Rs. 7500 were divided equally among a certain number of children. Had there been 20 less children, each would have received Rs. 100 more. Find the original number of children.

Answer 1

Hint: We will apply the trick of solving a word problem. The trick is known as the unitary problem. This method is used to find the individual value of an object first and then finding the value of an object by multiplying the number of objects to its single object’s value.

Complete step-by-step solution -
Now, we will consider the number of students as x.
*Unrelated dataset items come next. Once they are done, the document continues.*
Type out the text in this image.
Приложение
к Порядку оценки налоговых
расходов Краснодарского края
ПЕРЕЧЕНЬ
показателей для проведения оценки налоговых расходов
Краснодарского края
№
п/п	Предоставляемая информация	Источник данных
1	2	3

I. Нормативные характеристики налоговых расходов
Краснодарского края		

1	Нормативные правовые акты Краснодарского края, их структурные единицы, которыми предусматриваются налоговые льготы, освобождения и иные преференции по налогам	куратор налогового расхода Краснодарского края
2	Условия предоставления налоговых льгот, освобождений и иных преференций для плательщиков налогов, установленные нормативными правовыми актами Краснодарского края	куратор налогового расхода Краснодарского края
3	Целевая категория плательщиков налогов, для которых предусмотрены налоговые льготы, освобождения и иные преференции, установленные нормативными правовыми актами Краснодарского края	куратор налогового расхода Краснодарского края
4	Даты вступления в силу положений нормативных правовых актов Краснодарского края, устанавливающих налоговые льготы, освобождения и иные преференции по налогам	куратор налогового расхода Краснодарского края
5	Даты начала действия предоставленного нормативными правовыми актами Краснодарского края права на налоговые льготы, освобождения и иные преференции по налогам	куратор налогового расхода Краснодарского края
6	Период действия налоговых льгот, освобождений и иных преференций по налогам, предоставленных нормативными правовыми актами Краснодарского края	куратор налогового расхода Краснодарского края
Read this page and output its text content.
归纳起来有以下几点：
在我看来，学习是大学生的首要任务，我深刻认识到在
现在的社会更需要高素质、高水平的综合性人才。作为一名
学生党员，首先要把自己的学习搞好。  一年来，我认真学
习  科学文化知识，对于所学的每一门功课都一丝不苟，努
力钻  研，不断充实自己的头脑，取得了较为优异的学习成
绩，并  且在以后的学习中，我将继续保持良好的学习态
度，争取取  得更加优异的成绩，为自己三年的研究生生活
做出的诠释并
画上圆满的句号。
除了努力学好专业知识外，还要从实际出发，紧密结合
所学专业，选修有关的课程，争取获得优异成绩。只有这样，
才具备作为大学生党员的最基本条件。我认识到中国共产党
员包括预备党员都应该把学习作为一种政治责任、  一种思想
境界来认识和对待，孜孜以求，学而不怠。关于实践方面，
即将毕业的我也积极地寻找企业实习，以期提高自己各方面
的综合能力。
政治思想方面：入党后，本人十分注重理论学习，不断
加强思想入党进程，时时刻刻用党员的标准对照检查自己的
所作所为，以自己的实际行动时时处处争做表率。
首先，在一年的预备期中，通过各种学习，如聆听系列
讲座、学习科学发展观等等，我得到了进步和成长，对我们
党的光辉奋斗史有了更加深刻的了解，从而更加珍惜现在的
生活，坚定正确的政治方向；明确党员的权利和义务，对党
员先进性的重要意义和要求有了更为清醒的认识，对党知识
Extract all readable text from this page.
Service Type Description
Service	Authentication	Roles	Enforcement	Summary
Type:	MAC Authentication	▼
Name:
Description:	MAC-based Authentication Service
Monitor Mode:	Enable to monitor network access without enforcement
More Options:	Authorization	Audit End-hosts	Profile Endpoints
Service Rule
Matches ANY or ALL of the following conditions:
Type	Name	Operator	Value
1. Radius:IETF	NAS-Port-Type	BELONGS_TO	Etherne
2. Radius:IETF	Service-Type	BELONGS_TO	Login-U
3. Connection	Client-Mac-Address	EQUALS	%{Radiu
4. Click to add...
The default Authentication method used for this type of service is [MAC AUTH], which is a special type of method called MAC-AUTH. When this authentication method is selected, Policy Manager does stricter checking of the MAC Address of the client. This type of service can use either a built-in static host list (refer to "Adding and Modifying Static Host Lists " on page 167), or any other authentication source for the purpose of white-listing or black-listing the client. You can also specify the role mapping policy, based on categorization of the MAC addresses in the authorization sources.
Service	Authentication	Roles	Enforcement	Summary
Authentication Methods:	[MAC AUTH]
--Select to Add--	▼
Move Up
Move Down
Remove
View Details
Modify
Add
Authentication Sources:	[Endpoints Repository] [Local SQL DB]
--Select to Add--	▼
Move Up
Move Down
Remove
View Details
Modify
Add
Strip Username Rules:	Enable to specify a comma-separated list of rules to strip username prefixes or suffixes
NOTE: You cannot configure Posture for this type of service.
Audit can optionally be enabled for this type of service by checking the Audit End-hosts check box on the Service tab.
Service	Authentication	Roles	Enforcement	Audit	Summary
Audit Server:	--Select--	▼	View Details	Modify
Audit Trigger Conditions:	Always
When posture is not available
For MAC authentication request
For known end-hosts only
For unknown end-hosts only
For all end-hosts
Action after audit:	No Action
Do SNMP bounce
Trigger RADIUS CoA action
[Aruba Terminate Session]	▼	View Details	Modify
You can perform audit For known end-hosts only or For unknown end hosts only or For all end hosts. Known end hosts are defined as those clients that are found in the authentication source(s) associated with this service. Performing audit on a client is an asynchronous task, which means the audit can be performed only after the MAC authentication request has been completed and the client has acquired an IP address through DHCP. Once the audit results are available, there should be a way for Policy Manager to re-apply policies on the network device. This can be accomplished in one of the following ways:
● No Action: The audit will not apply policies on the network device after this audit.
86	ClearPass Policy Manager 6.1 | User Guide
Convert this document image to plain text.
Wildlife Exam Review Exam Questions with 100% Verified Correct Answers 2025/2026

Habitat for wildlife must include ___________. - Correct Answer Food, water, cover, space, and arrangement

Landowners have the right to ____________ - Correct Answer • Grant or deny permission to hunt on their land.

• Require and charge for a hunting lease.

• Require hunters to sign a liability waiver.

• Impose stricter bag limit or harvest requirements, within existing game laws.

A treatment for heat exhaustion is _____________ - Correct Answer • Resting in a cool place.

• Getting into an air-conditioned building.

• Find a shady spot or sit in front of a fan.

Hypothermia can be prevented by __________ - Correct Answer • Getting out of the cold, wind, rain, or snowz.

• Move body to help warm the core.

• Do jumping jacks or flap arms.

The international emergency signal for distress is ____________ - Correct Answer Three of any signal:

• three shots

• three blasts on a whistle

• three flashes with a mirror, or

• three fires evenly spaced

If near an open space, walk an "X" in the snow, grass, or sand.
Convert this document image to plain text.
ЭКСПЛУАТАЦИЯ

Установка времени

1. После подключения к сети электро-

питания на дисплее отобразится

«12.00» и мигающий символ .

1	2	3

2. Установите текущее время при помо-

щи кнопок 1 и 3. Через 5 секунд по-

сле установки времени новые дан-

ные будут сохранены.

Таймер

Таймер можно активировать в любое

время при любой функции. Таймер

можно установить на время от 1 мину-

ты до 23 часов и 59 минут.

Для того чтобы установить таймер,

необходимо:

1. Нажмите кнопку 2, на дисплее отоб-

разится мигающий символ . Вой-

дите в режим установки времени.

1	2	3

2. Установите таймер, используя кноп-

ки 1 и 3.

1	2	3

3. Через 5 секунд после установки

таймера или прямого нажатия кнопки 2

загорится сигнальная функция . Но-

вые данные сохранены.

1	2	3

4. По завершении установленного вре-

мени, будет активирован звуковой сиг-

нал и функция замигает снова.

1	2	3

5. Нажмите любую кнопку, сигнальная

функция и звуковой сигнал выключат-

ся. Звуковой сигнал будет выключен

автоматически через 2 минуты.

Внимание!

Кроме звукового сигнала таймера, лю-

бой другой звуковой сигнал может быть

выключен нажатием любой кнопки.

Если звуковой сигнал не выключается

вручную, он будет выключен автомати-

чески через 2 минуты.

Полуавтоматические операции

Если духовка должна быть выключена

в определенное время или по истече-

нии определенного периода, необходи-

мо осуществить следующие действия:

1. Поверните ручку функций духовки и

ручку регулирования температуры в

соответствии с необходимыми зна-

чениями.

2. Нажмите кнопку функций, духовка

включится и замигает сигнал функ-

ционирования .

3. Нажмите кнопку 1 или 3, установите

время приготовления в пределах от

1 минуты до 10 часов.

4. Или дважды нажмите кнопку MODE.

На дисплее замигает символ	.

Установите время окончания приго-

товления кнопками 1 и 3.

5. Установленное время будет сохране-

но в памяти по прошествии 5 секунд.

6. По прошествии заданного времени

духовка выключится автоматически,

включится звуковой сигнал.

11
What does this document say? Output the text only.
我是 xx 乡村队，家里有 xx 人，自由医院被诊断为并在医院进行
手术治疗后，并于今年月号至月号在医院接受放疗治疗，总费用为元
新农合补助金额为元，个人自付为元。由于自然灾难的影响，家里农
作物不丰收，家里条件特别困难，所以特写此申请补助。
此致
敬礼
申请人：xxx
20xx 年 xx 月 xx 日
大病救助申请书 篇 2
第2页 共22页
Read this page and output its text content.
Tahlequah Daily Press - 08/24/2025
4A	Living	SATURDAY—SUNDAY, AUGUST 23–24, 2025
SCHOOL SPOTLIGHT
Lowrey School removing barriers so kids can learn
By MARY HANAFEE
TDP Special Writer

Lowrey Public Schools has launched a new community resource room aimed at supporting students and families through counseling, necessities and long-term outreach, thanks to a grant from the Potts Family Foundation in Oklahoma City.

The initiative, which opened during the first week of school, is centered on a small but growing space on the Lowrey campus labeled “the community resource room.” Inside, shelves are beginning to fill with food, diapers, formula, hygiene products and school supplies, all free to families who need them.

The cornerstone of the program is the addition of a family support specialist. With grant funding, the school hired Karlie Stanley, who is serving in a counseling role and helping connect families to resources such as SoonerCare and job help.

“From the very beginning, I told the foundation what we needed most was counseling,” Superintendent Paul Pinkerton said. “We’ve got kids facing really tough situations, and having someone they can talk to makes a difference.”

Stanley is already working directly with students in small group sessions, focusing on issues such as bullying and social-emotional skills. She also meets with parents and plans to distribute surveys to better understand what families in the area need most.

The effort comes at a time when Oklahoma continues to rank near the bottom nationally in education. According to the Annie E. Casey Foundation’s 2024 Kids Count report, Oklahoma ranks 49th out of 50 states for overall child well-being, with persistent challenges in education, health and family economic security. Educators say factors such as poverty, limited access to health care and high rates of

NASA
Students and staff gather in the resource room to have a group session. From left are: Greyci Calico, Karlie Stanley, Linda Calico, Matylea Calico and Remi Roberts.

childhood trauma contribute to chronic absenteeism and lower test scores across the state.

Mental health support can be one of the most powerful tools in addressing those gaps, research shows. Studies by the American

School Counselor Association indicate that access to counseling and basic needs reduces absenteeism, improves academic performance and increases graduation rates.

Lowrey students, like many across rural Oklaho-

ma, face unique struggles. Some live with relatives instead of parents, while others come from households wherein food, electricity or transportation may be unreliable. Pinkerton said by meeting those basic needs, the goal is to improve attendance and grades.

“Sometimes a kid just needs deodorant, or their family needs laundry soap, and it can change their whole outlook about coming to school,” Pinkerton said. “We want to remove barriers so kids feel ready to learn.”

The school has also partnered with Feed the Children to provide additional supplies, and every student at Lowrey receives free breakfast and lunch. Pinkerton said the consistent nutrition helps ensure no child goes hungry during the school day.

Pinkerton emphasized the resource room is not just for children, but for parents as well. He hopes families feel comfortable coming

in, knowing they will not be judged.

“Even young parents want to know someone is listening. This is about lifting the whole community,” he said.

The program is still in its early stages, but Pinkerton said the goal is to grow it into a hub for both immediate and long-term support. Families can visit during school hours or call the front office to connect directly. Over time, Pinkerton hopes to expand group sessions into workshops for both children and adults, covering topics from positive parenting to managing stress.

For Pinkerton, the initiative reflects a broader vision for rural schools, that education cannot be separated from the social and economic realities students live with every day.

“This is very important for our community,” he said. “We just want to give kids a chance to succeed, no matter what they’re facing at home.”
Since Rs. 7500 is divided among x number of children so by applying a unitary method here we can write that Rs. 7500 is divided among x so x students got Rs. 7500. This results into the fact that 1 student got Rs. $\dfrac{7500}{x}$.
Now, according to the question we have been informed that there had been 20 children less. Therefore, we have that the number of children changes to x - 20. So, if Rs. 7500 is divided among x - 20 children therefore, one student gets Rs. $\dfrac{7500}{x-20}$. Now, we will form an equation for these conditions. As each student would have received 100 more rupees therefore, we have $\dfrac{7500}{x}+100$. This expression is equal to $\dfrac{7500}{x-20}$. Now, we can write
$\begin{align}
  & \dfrac{7500}{x-20}=\dfrac{7500}{x}+100 \\
 & \Rightarrow \dfrac{7500}{x-20}-\dfrac{7500}{x}=100 \\
 & \Rightarrow \dfrac{7500x-7500\left( x-20 \right)}{x\left( x-20 \right)}=100 \\
 & \Rightarrow 7500x-7500\left( x-20 \right)=100\left( x\left( x-20 \right) \right) \\
 & \Rightarrow 7500x-7500x+20\times 7500=100\left( {{x}^{2}}-20x \right) \\
 & \Rightarrow 20\times 7500=100{{x}^{2}}-20\times 100x \\
 & \Rightarrow 150000=100{{x}^{2}}-2000x \\
 & \Rightarrow 100{{x}^{2}}-2000x=150000 \\
 & \Rightarrow {{x}^{2}}-20x-1500=0 \\
\end{align}$
Now, we will apply a square root formula to find the roots of the equation ${{x}^{2}}-20x-1500=0$. The formula is given by $x=\dfrac{-b\pm \sqrt{{{b}^{2}}-4ac}}{2a}$. Therefore, we have
$\begin{align}
  & x=\dfrac{-\left( -20 \right)\pm \sqrt{{{\left( 20 \right)}^{2}}-4\left( 1 \right)\left( -1500 \right)}}{2\left( 1 \right)} \\
 & \Rightarrow x=\dfrac{20\pm \sqrt{400+6000}}{2} \\
 & \Rightarrow x=\dfrac{20\pm \sqrt{6400}}{2} \\
\end{align}$
Since, we know that the square root of 6400 is 80.
$\begin{align}
  & \Rightarrow x=\dfrac{20\pm \sqrt{6400}}{2} \\
 & \Rightarrow x=\dfrac{20\pm 80}{2} \\
\end{align}$
Now, we can have two different roots here which are given by $x=\dfrac{20+80}{2}$ and $x=\dfrac{20-80}{2}$. Therefore, we have the roots as $x=\dfrac{100}{2}$ and $x=\dfrac{-60}{2}$. Or we can say that $x=50$ or $x=-30$. Since, the number of children cannot be negative.
Hence the number of children is 50.

Note: We need to take care of the minus and plus signs here otherwise, it will give the wrong number of students. Also, we never consider the number of students as negative. This is because it will create a huge contradiction on the counting of numbers. That is why we have selected the number as 50 and rejected -30.